Quel regard portez-vous sur la mixité dans votre secteur d’activité ?

Nos métiers sont très ouverts à la diver­sité – les ban­ques ont d’ailleurs été précurseurs quant à la fémin­i­sa­tion de leurs équipes. Nul doute que cha­cune peut s’épanouir pro­fes­sion­nelle­ment dans la tech. Regardez la var­iété des sujets qui m’occupent : logi­ciel, matéri­au, usine, man­age­ment, il y en a pour tous les goûts et pour toutes les car­rières. Au pas­sage, quand tout évolue vite, la for­ma­tion d’ingénieur général­iste à la française est une grande force, et une chance. 

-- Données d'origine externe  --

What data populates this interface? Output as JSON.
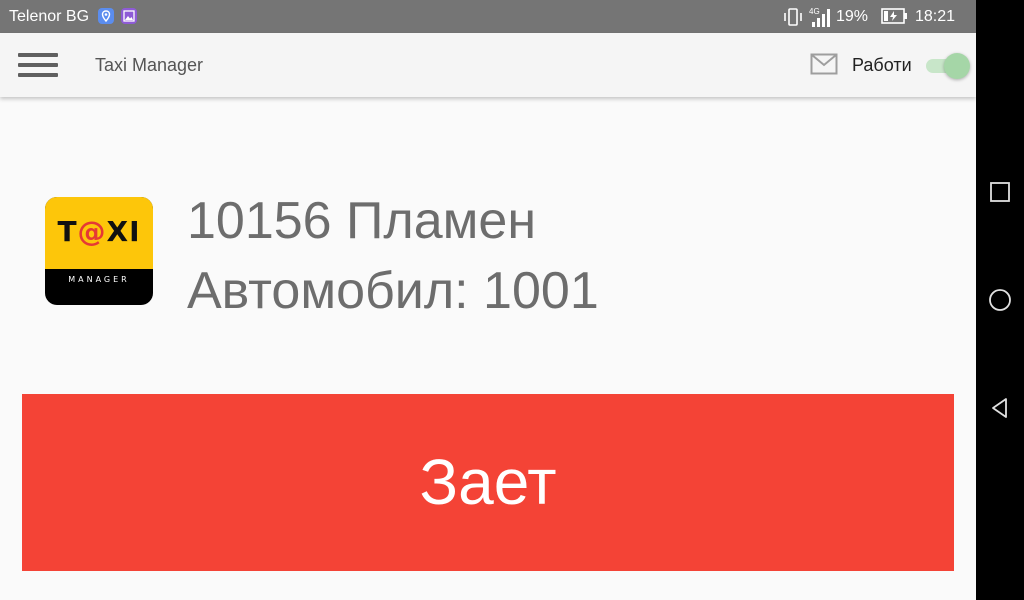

Pour con­tin­uer à innover de façon per­ti­nente et effi­cace, je suis per­suadée que diver­sité et intel­li­gence col­lec­tive sont nos meilleurs atouts : notre propo­si­tion est plus forte quand des équipes mixtes en gen­res, nation­al­ités ou expéri­ences col­la­borent dans une organ­i­sa­tion flu­ide qui favorise les échanges et per­met à cha­cun d’apporter sa touche personnelle. 

Nous accueil­lons les ingénieures à bras ouverts. Étant à la croisée entre infor­ma­tique et indus­trie, sur des métiers tech­niques, nous sommes con­fron­tés aux prob­lé­ma­tiques bien con­nues des écoles d’ingénieurs : la dif­fi­culté à attir­er les femmes. Con­tin­uons à déploy­er des efforts pour féminis­er ces filières !

Comment les sujets de mixité, diversité et inclusion sont-ils appréhendés dans votre entreprise ?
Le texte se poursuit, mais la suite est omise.